Critical Power e Critical Velocity


CRITICAL POWER (CP per il ciclismo) e CRITICAL VELOCITY (CV per il running) : Le curve utilizzate nel professionismo ricavate da test ancora più esaustive del test Conconi.


Il ciclismo come il running sono sport prevalentemente di resistenza ma grazie ai misuratori di potenza si è visto che dietro la parola "prevalentemente" si nascondono caratteristiche peculiari dell'atleta che fanno differenze importanti tra scalatore, cronoman e velocista per il ciclista oppure skyrunner, fondista, mezzofondista, velocista,... nel runner.


I test incrementali quali il Conconi, il Mader col prelievo venoso capillare, definiscono solo due valori: la potenza e la frequenza cardiaca di soglia anaerobica con la potenza di picco alla frequenza cardiaca di picco, lo stesso vale anche per i podisti. Questa tipologia di test non è più sufficiente per chi vuole confrontarsi con chi si allena col misuratore di potenza e conosce molto bene la propria CP (Critical Power) o CV (Critical Velocity) nel running.

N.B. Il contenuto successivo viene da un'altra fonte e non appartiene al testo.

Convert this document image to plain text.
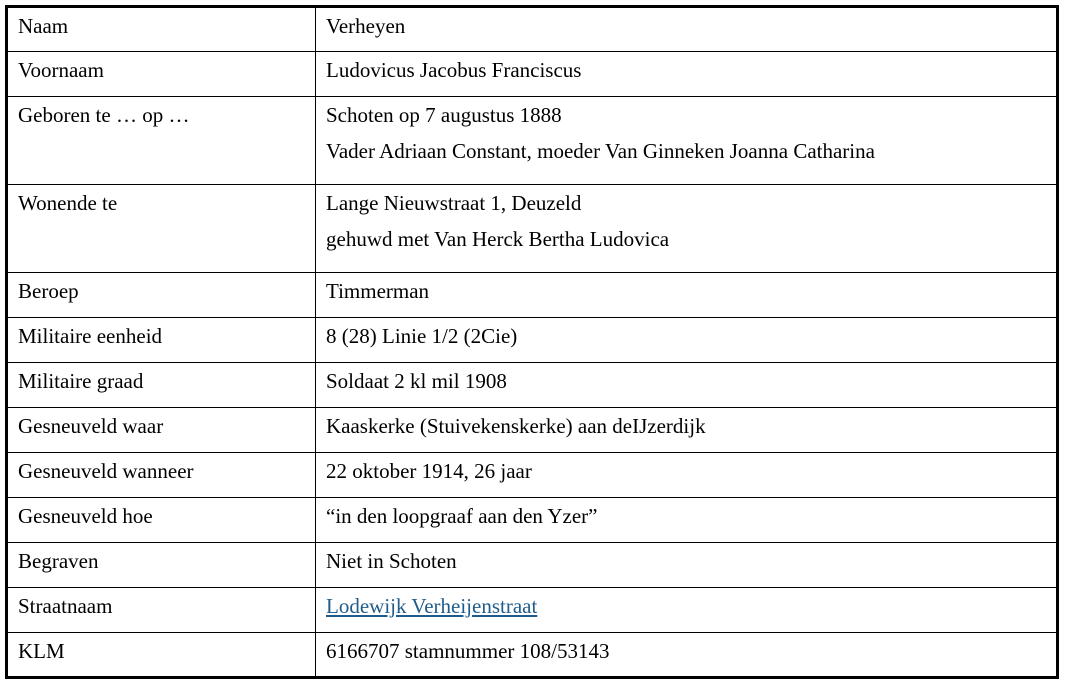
Naam	Verheyen

Voornaam	Ludovicus Jacobus Franciscus

Geboren te … op …	Schoten op 7 augustus 1888
Vader Adriaan Constant, moeder Van Ginneken Joanna Catharina

Wonende te	Lange Nieuwstraat 1, Deuzeld
gehuwd met Van Herck Bertha Ludovica

Beroep	Timmerman

Militaire eenheid	8 (28) Linie 1/2 (2Cie)

Militaire graad	Soldaat 2 kl mil 1908

Gesneuveld waar	Kaaskerke (Stuivekenskerke) aan deIJzerdijk

Gesneuveld wanneer	22 oktober 1914, 26 jaar

Gesneuveld hoe	“in den loopgraaf aan den Yzer”

Begraven	Niet in Schoten

Straatnaam	Lodewijk Verheijenstraat

KLM	6166707 stamnummer 108/53143
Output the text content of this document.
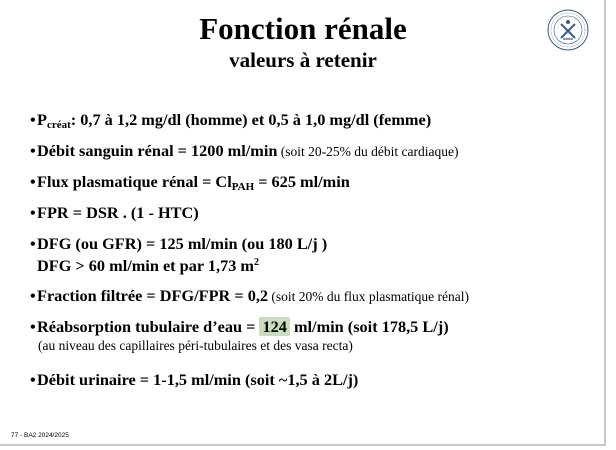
Fonction rénale
valeurs à retenir
• $P_{créat}$: 0,7 à 1,2 mg/dl (homme) et 0,5 à 1,0 mg/dl (femme)
• Débit sanguin rénal = 1200 ml/min (soit 20-25% du débit cardiaque)
• Flux plasmatique rénal = $Cl_{PAH} = 625$ ml/min
• FPR = DSR . (1 - HTC)
• DFG (ou GFR) = 125 ml/min (ou 180 L/j )
DFG > 60 ml/min et par 1,73 $m^2$
• Fraction filtrée = DFG/FPR = 0,2 (soit 20% du flux plasmatique rénal)
• Réabsorption tubulaire d’eau = 124 ml/min (soit 178,5 L/j)
(au niveau des capillaires péri-tubulaires et des vasa recta)
• Débit urinaire = 1-1,5 ml/min (soit ~1,5 à 2L/j)
77 - BA2 2024/2025
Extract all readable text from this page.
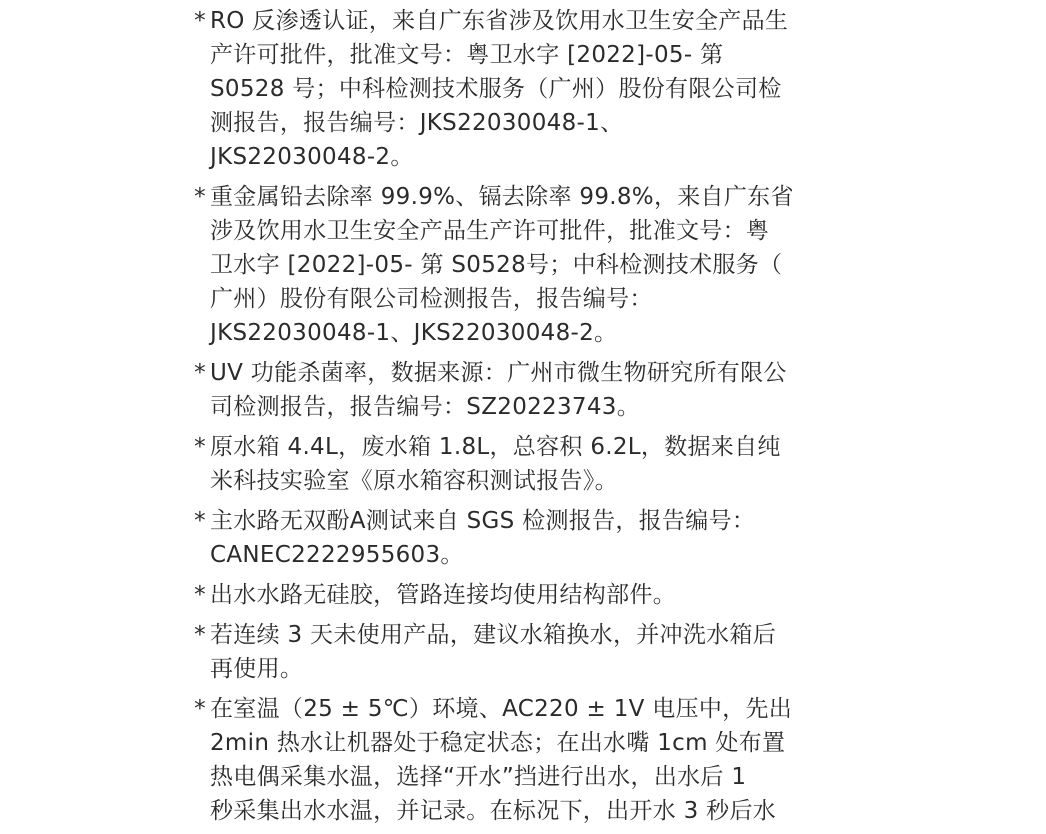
* RO 反渗透认证，来自广东省涉及饮用水卫生安全产品生
产许可批件，批准文号：粤卫水字 [2022]-05- 第
S0528 号；中科检测技术服务（广州）股份有限公司检
测报告，报告编号：JKS22030048-1、
JKS22030048-2。
* 重金属铅去除率 99.9%、镉去除率 99.8%，来自广东省
涉及饮用水卫生安全产品生产许可批件，批准文号：粤
卫水字 [2022]-05- 第 S0528号；中科检测技术服务（
广州）股份有限公司检测报告，报告编号：
JKS22030048-1、JKS22030048-2。
* UV 功能杀菌率，数据来源：广州市微生物研究所有限公
司检测报告，报告编号：SZ20223743。
* 原水箱 4.4L，废水箱 1.8L，总容积 6.2L，数据来自纯
米科技实验室《原水箱容积测试报告》。
* 主水路无双酚A测试来自 SGS 检测报告，报告编号：
CANEC2222955603。
* 出水水路无硅胶，管路连接均使用结构部件。
* 若连续 3 天未使用产品，建议水箱换水，并冲洗水箱后
再使用。
* 在室温（25 ± 5℃）环境、AC220 ± 1V 电压中，先出
2min 热水让机器处于稳定状态；在出水嘴 1cm 处布置
热电偶采集水温，选择“开水”挡进行出水，出水后 1
秒采集出水水温，并记录。在标况下，出开水 3 秒后水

A qualsiasi livello dall'amatore al professionista ogni atleta ha qualità morfologiche, neuromuscolari e metaboliche differenti che definiscono punti di forza e punti di miglioramento che fanno del preparatore atletico croce e delizia per l'elaborazione personalizzata di tabelle di allenamento.


La CP, è caratterizzata da una curva che potrebbe paragonarsi ad una iperbole. Nel quadrante, l'asse delle y (ordinate) indica i valori di potenza prodotti  (di velocità nel runner) mentre quella delle x (ascisse) indica il tempo secondo una grandezza logaritmica, cioè man mano che ci si allontana dal punto zero, per facilità di calcolo il tempo si contrae secondo una grandezza favorevole alla comprensione, dai secondi si passa ai minuti per poi passare alle ore.


Il concetto di Critical Power risale al 1996 con Morton: "Il CP è la massima quantità di lavoro sostenibile attraverso l'energia derivante dal meccanismo aerobico". In buona sostanza è il valore corrispondente in potenza sull'asse delle ordinate dell'asintoto della curva. Per analogia nel running si considera la Velocità Critica perché potenza e velocità sono direttamente correlate con delle approssimazioni (vento pari a zero e corsa in piano).


Per ottenere la curva della CP o CV occorre sottoporsi ad un test su bicicletta dotata di misuratore di potenza o per il runner in pista su distanze codificate. In teoria occorrono solo 4 misurazioni per abbozzare la curva ma più punti di misurazione si hanno a disposizione e più precisa sarà la curva.


Coggan e Allen approfondendo i concetti della CP, sulla base dei metabolismi bioenergetici sono arrivati ad una conclusione. Per testare un ciclista occorrono 4 test:


- Anaerobico Alattacido (sistema fosfocreatinico) dei 5 secondi
- Anaerobico Lattacido (sistema glicolitico anaerobico) di 1 minuto
- Potenza Aerobica o di Massimo Consumo D'ossigeno o VO2max (attivazione di tutti i metabolismi) di 5 minuti
- Aerobico (Glicolitico e lipolitico Aerobico) dei 20' da cui si calcola la FTP (Functional Threshold Power) Potenza di soglia funzionale erogabile in 60'. Qualche anno dopo si è visto che la FTP è un intorno molto largo che va da 30' a più di 60'.

L'integrazione e l'interpolazione dei valori ottenuti nei 4 test tracciano la curva di CP.


Lo stesso vale nel running, le grandezze codificate sono in funzione dello spazio anziché del tempo:

- Anaerobico Alattacido (sistema fosfocreatinico)  test dei  60m
- Anaerobico Lattacido (sistema glicolitico anaerobico) test dei 400m
- Potenza Aerobica o di Massimo Consumo D'ossigeno o VO2max (attivazione di tutti i metabolismi) test dei 1500m o 3000m in funzione del livello dell'atleta
- Aerobico (Glicolitico e lipolitico Aerobico) test dei 5000m da cui è possibile ricavare la velocità funzionale e la proiezione sui 10.000m per atleti evoluti o 5.000m per neofiti.

L'integrazione e l'interpolazione dei valori ottenuti nei 4 test tracciano la curva di CV.